Впрочем, запасов воды пока хватало, но охрану бочек усилили, а дневную норму солдатам немного урезали. Самой большой бедой теперь виделись лошади, которых поить следовало обильно, и не объяснишь животному, что столь ценный припас надо беречь.
Помимо этого, обоз тащил с собой дрова, ведь на просторах Устюрта запастись ими будет совсем невозможно. Поленья выдавались строго ограниченно, хватало лишь на приготовление еды и поддержание немногочисленных ночных костров. Армия перешла на сбережение всего и вся. Генерал Ланжерон после долгого совещания с офицерами принял решение ускорить марш, сократив время стоянок. Теперь выступление начиналось, едва над горизонтом светало, и можно было бы идти без риска переломать ноги. Но остановку в самые жаркие дневные часы приходилось делать все равно. Нестор доказывал, что солдаты на марше под палящим солнцем будут терять влагу из тел быстрее и, в конце концов, обессилят гораздо раньше.
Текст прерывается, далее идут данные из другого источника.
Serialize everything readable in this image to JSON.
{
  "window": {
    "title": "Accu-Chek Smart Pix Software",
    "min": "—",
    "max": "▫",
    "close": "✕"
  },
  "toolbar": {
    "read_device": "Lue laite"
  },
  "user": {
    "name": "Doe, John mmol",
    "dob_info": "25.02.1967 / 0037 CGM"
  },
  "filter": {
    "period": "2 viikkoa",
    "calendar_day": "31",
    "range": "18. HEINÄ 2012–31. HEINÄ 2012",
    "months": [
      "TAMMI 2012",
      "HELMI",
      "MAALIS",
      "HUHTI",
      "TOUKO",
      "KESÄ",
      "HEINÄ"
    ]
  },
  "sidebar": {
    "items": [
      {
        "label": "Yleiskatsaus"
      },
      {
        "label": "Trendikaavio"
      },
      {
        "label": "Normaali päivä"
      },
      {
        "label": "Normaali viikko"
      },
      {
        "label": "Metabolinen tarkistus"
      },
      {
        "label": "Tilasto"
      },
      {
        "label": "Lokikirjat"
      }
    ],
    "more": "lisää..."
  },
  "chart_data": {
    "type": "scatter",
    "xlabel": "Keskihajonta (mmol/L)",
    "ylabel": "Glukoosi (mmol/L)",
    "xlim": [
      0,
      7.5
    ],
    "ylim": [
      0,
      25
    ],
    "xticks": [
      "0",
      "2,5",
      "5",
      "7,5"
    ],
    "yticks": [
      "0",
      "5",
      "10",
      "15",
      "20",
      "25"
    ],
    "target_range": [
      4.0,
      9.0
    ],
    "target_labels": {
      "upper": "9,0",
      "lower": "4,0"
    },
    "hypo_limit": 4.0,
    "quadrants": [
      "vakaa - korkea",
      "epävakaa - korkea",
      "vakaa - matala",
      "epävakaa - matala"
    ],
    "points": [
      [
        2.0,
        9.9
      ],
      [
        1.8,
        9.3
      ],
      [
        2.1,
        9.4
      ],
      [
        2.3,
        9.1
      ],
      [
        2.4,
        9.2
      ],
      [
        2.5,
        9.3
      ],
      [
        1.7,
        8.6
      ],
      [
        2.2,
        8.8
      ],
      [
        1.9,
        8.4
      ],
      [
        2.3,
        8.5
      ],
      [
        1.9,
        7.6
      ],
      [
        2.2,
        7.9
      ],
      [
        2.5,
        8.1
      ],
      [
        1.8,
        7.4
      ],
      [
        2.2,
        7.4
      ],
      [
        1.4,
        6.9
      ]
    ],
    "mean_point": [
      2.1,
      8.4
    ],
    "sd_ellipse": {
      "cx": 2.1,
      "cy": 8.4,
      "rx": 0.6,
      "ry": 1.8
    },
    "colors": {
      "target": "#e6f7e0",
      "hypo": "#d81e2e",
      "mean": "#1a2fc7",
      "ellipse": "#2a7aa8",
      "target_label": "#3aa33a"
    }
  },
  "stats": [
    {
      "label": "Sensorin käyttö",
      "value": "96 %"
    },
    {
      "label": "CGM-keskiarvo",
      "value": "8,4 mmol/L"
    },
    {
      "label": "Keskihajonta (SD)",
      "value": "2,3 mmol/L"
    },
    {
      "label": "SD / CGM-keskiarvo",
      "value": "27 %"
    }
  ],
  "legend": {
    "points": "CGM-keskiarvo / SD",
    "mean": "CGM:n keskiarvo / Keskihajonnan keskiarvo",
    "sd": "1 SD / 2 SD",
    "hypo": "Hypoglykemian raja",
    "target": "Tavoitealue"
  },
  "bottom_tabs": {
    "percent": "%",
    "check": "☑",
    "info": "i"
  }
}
Оптимизм внушало лишь предположение о продолжительности похода через негостеприимные места сроком не более десяти дней, кайсаки уверяли, что до нормальной воды такими темпами удастся дойти еще скорее.
Меня больше бесила необходимость надевать утром уже несвежую одежду. Воду к моей палатке доставляли все же чаще, чем остальным, но и ее хватало лишь на обтирание. Солоноватая, дурно пахнущая, она не смывала, а стирала пыль с тела, но не отбивала запах пота. Раздражение мое передалось и Александру Павлову, который больше не делал попыток получить близость, стесняясь и своих ароматов, да и к привалу все уставали настолько, что тут не до амуров. И пусть вез меня флегматичный «француз»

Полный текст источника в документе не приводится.